É fácil sustentar que a Quinta dos Roques é parte integrante da elite nacional, encontrando-se entre os melhores do Dão e de Portugal. O percurso consistente de quase três décadas com os pés bem assentes na terra, sem loucuras de preços, sem alterações inconsequentes de perfil, sem variações qualitativas é sinal de um produtor maduro e exigente. Nos Roques respira-se seriedade, humildade e uma vontade férrea em fazer bem e em consonância com o que a terra dá, sem subverter o ano agrícola. A aliança subtil entre classicismo e modernidade patente nos topos de gama seduz, tal como o binómio potência/elegância, que representa o paradigma do Dão, o justo equilíbrio entre fruta e acidez. Os vinhos da Quinta dos Roques raramente são vinhos fáceis, mostrando-se frequentemente sérios e sóbrios, sólidos e estruturados, prontos para uma vida longa em garrafa. Este Encruzado não é excepção mostrando-se sisudo no nariz, fechado a sete chaves, soltando-se mais na boca que se apresenta firme e ampla, estruturada, cheia e pujante, terminando fresca e retemperadora graças à acidez sibilina que assegura.
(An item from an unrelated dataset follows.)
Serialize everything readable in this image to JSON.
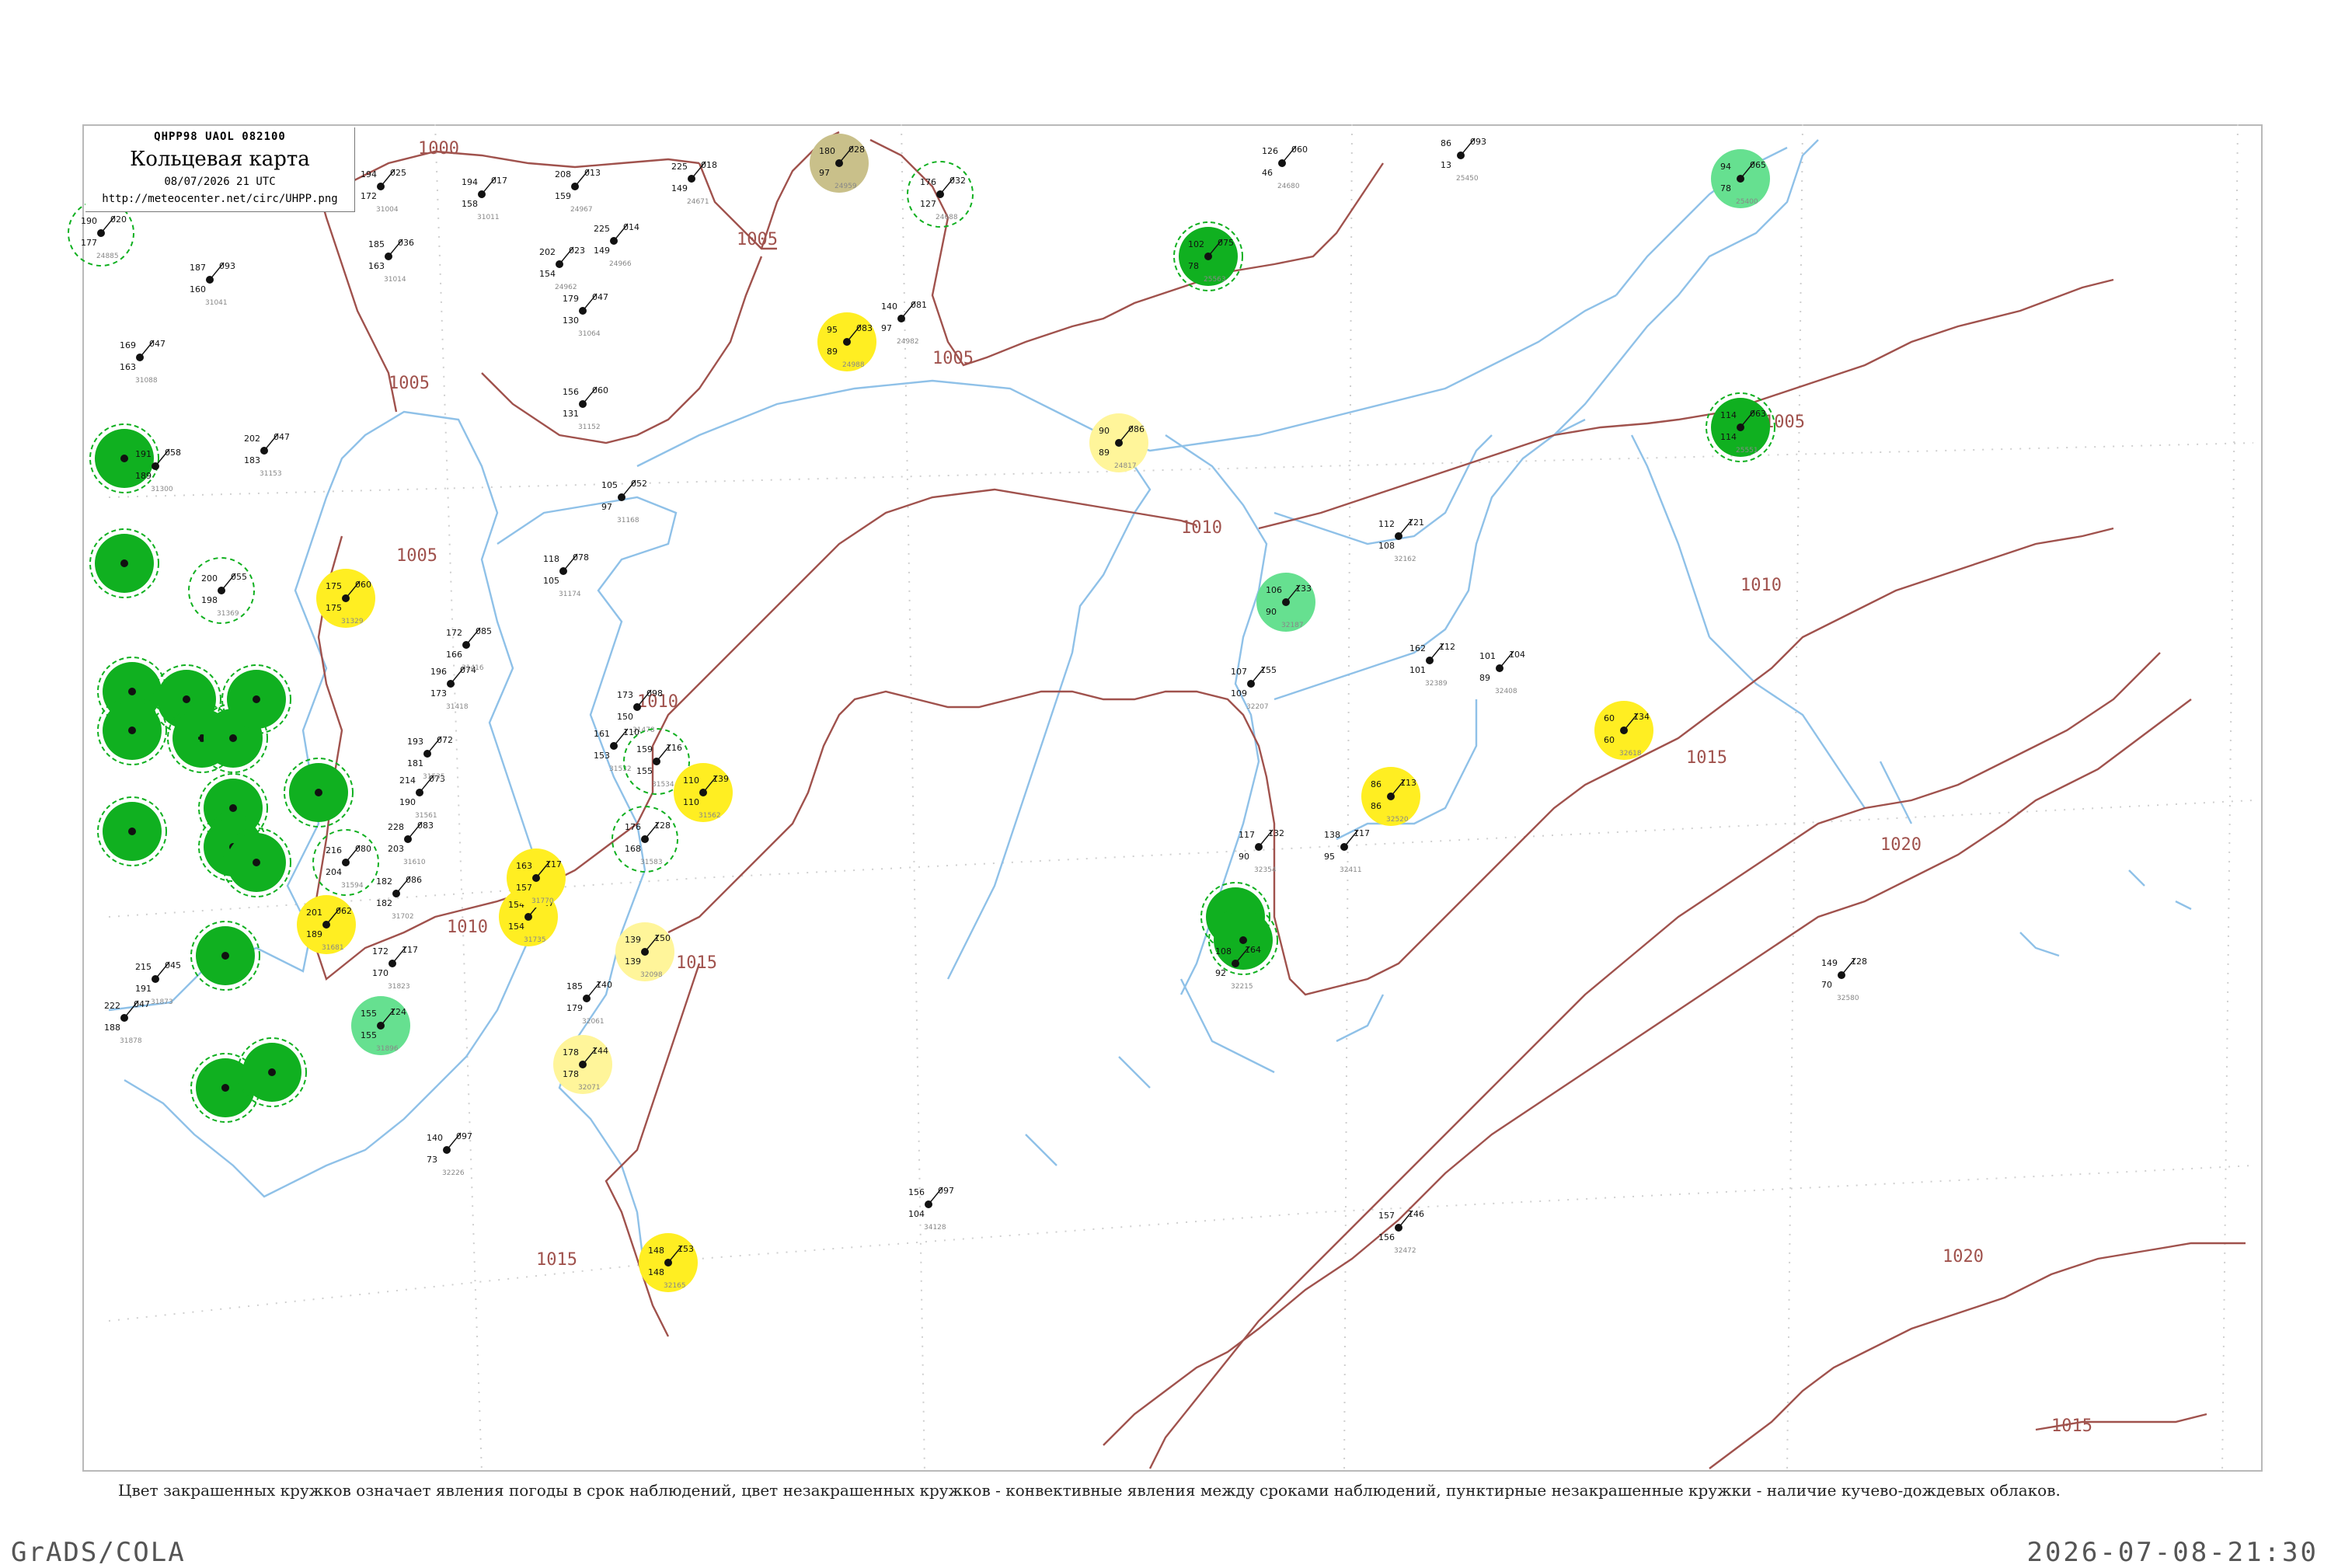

Preço: 11.40€ na Garrafeira Nacional, Lisboa, www.garrafeiranacional.com

 

Quinta das Marias Encruzado 2012

Peter Viktor Eckert, suíço de nascimento e homem do mundo, rodeou-se das melhores pessoas, vestiu a camisola do Dão e dos vinhos portugueses e vive entre Portugal e a Suíça promovendo os seus vinhos e o Dão, esforçando-se por criar vinhos originais e seguros. Vinhos possantes e agigantados na dimensão sem deixar de perder de vista os fundamentos de elegância e austeridade que caracterizam a região do Dão. Os vinhos são francamente bons, bem-feitos, elegantes e impressionantes. Em pouco tempo a Quinta das Marias guindou-se ao topo da pirâmide hierárquica do Dão, apresentando-se como uma das referências da região e um dos modelos a seguir. Este Encruzado fermentado em madeira revela, como é apanágio da casta, um nariz discreto e austero preferindo oferecer o protagonismo à boca. Mostra-se cheio, citrino, levemente abaunilhado pela presença suave da madeira, fino e elegante, amplo e profundo, capaz de viver um bom par de anos em garrafa.
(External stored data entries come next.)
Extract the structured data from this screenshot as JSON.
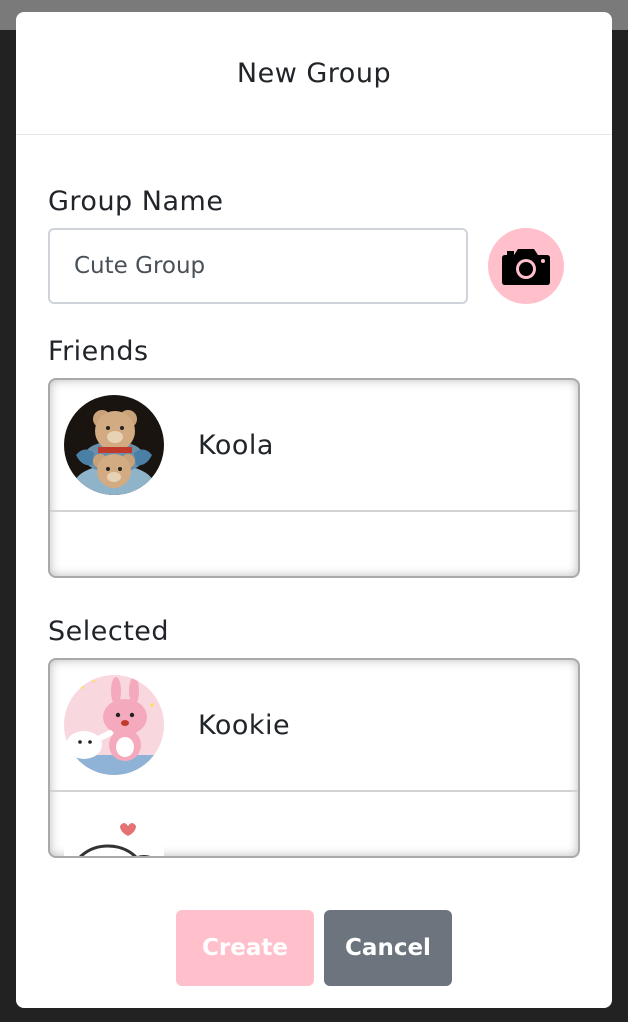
{
  "modal": {
    "title": "New Group"
  },
  "group_name": {
    "label": "Group Name",
    "value": "Cute Group"
  },
  "camera_button": {
    "icon": "camera-icon",
    "color": "#ffc0cb"
  },
  "friends": {
    "label": "Friends",
    "items": [
      {
        "name": "Koola",
        "avatar": "teddy-bears-avatar"
      }
    ]
  },
  "selected": {
    "label": "Selected",
    "items": [
      {
        "name": "Kookie",
        "avatar": "pink-bunny-avatar"
      },
      {
        "name": "",
        "avatar": "white-seal-avatar"
      }
    ]
  },
  "footer": {
    "create_label": "Create",
    "cancel_label": "Cancel"
  },
  "colors": {
    "accent_pink": "#ffc0cb",
    "cancel_gray": "#6c757d"
  }
}
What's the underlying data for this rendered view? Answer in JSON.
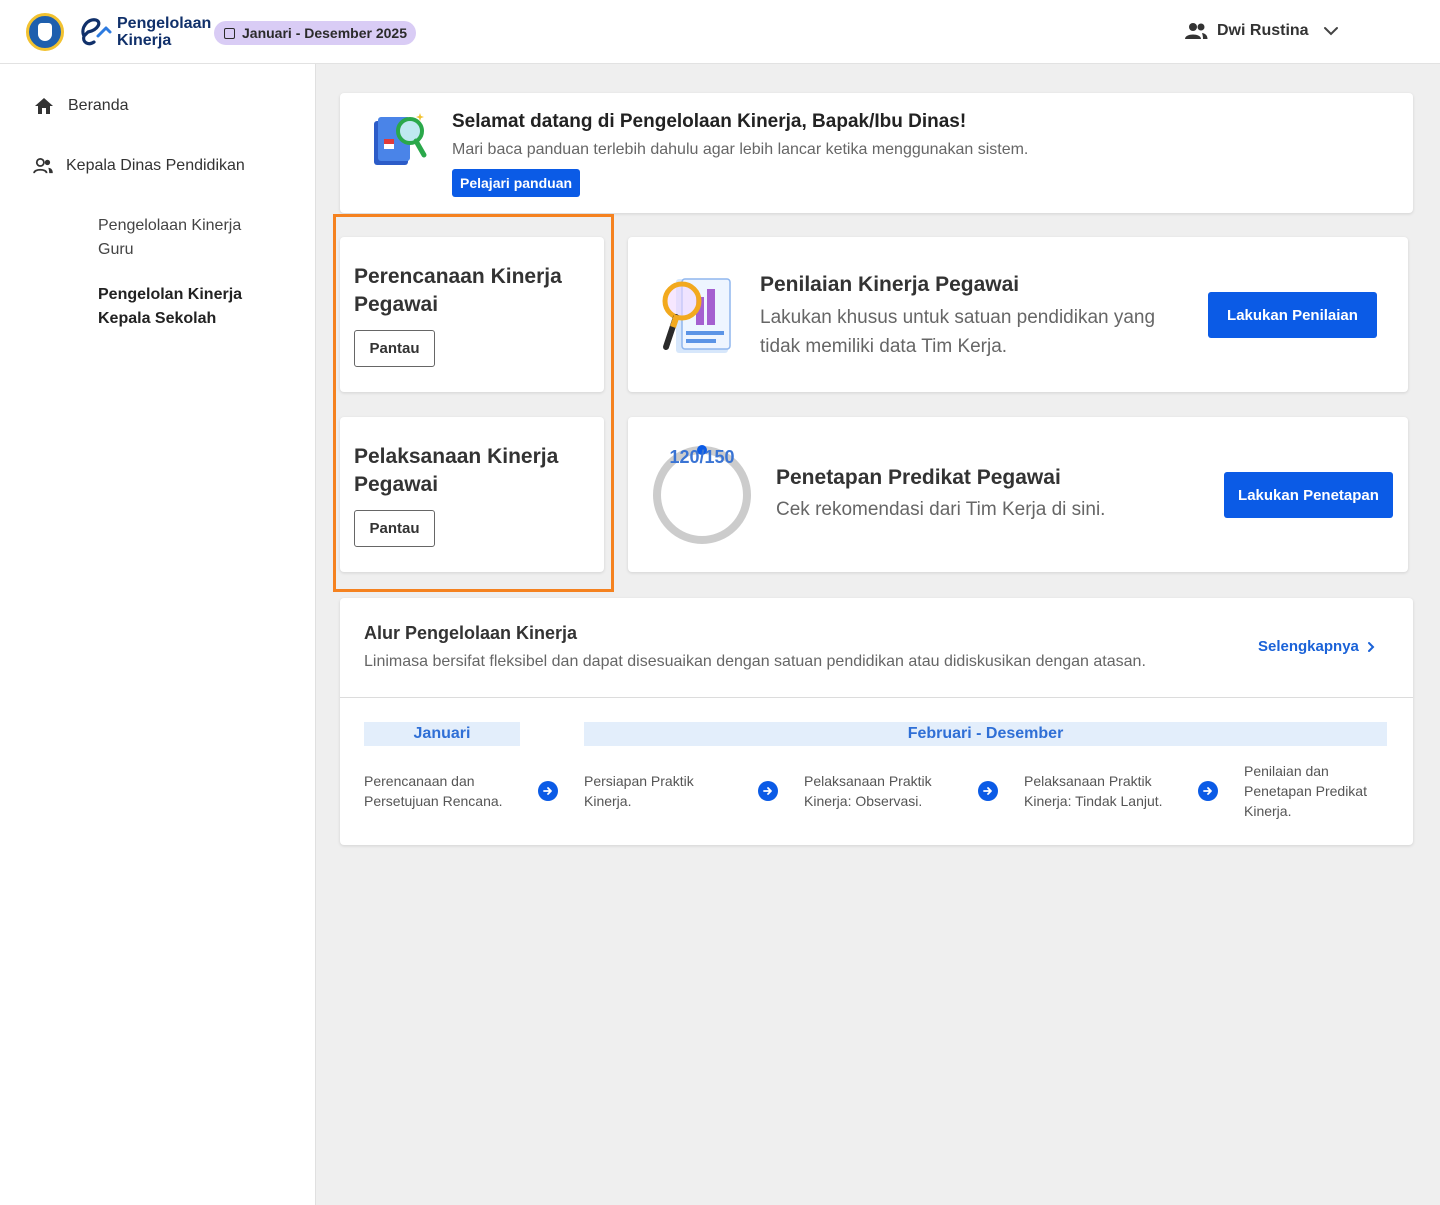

Preço:9.80€ na Coisas do Arco do Vinho, Lisboa, www.coisasdoarcodovinho.pt

 

Pedra Cancela Branco

Pedra Cancela é o filho querido de João Paulo Gouveia, sócio e figura carismática da Vines&Wines, a empresa de consultoria vitícola e enológica mais prolífica das Beiras. Quando João Paulo Gouveia comprou a quinta descobriu uma pequena parcela, conhecida como Pedra Cancela, onde existia uma vinha estreme e velha de trinta anos, plantada com a casta Encruzado ladeada por uma segunda vinha de vinte anos plantada com Touriga Nacional, justamente as vinhas que dão nome e estão na origem do Pedra Cancela estreme da mesma casta. Por crença pessoal e profissional pratica uma agricultura sustentada garantindo assim a sanidade e variedade da população dos solos, assegurando a continuidade no tempo das boas colheitas. Este lote de Encruzado e Malvasia Fina solta um travo cítrico muito fresco, aromas de restolho e casca de pêssego. Depois entre em acção uma boca musculada que dá alma a este lote de Encruzado e Malvasia Fina, uma boca carnuda e mineral, cheia e viva, volumosa mas fresquíssima, engrossada por um final poderoso e longo.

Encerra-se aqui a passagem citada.